Annie había comprado la comida para el fin de semana camino del aeropuerto y naturalmente tendría que haberlo hecho de regreso. Cinco horas en un coche recalentado no habían hecho ningún favor al salmón. El supermercado de Butte era lo mejor que había visto desde su llegada a Montana. Hasta tenían tomates y pequeñas macetas de albahaca, que se había marchitado en el trayecto. Annie las regó, luego las puso en el alféizar. Esperaba que sobreviviesen. Difícilmente podía esperarse lo mismo del salmón. Lo llevó al fregadero y le pasó agua fría con la esperanza de quitarle el olor a amoniaco.
El correr del agua ahogó el rumor grave de los truenos en el exterior. Annie lavó los costados del salmón y vio que sus escamas se arremolinaban y desaparecían con el agua.
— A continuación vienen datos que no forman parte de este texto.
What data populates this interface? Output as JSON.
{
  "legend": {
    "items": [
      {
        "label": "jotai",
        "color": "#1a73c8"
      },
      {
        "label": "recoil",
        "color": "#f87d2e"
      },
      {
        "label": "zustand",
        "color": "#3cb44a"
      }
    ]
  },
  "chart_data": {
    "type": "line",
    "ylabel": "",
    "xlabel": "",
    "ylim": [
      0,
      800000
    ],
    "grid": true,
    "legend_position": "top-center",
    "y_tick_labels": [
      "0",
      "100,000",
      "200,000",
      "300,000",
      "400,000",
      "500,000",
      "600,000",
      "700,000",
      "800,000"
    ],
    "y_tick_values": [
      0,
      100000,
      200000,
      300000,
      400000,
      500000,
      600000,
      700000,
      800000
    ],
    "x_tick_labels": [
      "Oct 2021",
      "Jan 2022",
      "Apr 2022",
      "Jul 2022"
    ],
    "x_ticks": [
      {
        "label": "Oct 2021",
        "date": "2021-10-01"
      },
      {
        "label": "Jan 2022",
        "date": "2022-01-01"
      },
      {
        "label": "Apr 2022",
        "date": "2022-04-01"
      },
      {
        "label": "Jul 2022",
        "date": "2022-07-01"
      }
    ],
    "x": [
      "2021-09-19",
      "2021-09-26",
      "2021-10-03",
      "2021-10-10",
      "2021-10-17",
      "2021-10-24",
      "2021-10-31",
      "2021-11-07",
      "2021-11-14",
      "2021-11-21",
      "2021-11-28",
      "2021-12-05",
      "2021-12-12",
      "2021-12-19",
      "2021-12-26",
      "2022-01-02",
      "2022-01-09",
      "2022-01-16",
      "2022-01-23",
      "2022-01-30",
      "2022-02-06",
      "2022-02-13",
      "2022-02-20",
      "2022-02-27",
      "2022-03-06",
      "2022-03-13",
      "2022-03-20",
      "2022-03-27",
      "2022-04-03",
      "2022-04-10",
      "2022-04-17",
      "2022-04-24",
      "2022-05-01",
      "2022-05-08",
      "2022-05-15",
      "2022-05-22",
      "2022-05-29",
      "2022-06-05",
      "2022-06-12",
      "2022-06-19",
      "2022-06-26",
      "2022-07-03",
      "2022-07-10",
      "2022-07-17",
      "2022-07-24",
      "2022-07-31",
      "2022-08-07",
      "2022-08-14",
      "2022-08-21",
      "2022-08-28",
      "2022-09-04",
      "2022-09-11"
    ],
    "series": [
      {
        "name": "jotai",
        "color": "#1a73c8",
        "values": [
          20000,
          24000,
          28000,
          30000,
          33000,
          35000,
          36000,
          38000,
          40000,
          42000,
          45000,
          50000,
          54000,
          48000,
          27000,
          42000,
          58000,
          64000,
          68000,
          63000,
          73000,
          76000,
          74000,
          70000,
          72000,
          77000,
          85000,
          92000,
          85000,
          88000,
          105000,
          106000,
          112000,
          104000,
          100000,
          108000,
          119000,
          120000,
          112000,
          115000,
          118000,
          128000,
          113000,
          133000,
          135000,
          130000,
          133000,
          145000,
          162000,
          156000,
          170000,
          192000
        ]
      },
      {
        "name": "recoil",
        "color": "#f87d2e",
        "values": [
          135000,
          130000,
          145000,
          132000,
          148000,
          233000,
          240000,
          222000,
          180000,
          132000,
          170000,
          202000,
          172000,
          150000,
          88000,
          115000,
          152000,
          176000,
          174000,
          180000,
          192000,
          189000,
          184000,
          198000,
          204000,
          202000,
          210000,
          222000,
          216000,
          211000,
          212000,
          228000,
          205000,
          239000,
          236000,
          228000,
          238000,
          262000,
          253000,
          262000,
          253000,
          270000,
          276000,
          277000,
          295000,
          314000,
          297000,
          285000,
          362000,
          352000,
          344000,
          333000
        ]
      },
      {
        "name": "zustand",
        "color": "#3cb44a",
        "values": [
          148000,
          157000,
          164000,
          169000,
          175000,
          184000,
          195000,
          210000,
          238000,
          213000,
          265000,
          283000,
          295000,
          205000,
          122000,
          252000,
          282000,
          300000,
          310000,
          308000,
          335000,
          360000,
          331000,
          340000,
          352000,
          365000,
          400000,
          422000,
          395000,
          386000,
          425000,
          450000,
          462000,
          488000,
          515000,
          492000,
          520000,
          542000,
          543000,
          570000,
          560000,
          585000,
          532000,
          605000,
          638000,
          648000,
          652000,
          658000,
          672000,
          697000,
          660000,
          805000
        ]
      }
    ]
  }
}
Luego le abrió el vientre destripado y lo puso bajo el grifo para quitar la sangre de su carne membranosa hasta que ésta quedó de un rosa lívido y reluciente. El olor ya no era tan penetrante, pero el tacto del fláccido pescado en sus manos le produjo tales náuseas que se vio obligada a dejarlo en el escurreplatos y salir rápidamente al porche en busca de aire fresco.
El aire no la alivió porque era caliente y denso. Casi había oscurecido, aun cuando era muy temprano para eso. Las nubes eran de un negro bilioso veteado de amarillo y estaban tan bajas que parecían comprimir la tierra entera.
Robert y Grace llevaban casi una hora fuera. Annie había querido dejarlo hasta la mañana siguiente pero Grace había insistido. Quería que su padre conociese a los Booker y luego llevarlo a ver a Pilgrim. Apenas le dejó tiempo para echar un vistazo a la casa antes de hacer que la llevase en coche al rancho. Le había pedido a Annie que los acompañara, pero ella se había negado con la excusa de que tenía que preparar la cena. Prefería no presenciar el encuentro entre Tom y Robert. No habría sabido hacia dónde mirar. Sólo de pensarlo volvió a sentir náuseas.
Se había bañado y cambiado de vestido pero se sentía otra vez pegajosa. Bajó del porche y se llenó los pulmones de aquel aire inservible. Luego fue lentamente hasta la parte delantera de la casa para esperarlos.
Había visto que Tom, Robert y todos los chicos subían al Chevrolet, y observó que el coche partía en dirección a los prados. Desde donde estaba sólo había podido ver a Tom en el asiento del conductor. Él no miró hacia la casa. Iba hablando con Robert, que ocupaba el asiento del acompañante. Annie se preguntó qué opinaría de él. Era como si la estuviesen juzgando por poderes.
Tom la había esquivado toda la semana y aunque ella creía conocer el motivo, sentía su reserva como si fuera un espacio cada vez mayor en su interior. Mientras Grace estaba en Choteau con Terri Carlson, Annie había esperado que él le telefonease como hacía siempre para preguntarle si quería salir a caballo, sabiendo en el fondo de su alma que él no lo haría. Cuando más tarde fue con Grace a ver cómo trabajaba con Pilgrim, él estaba tan concentrado que apenas pareció reparar en ella. Su conversación, momentos después, fue casi cortés de tan trivial.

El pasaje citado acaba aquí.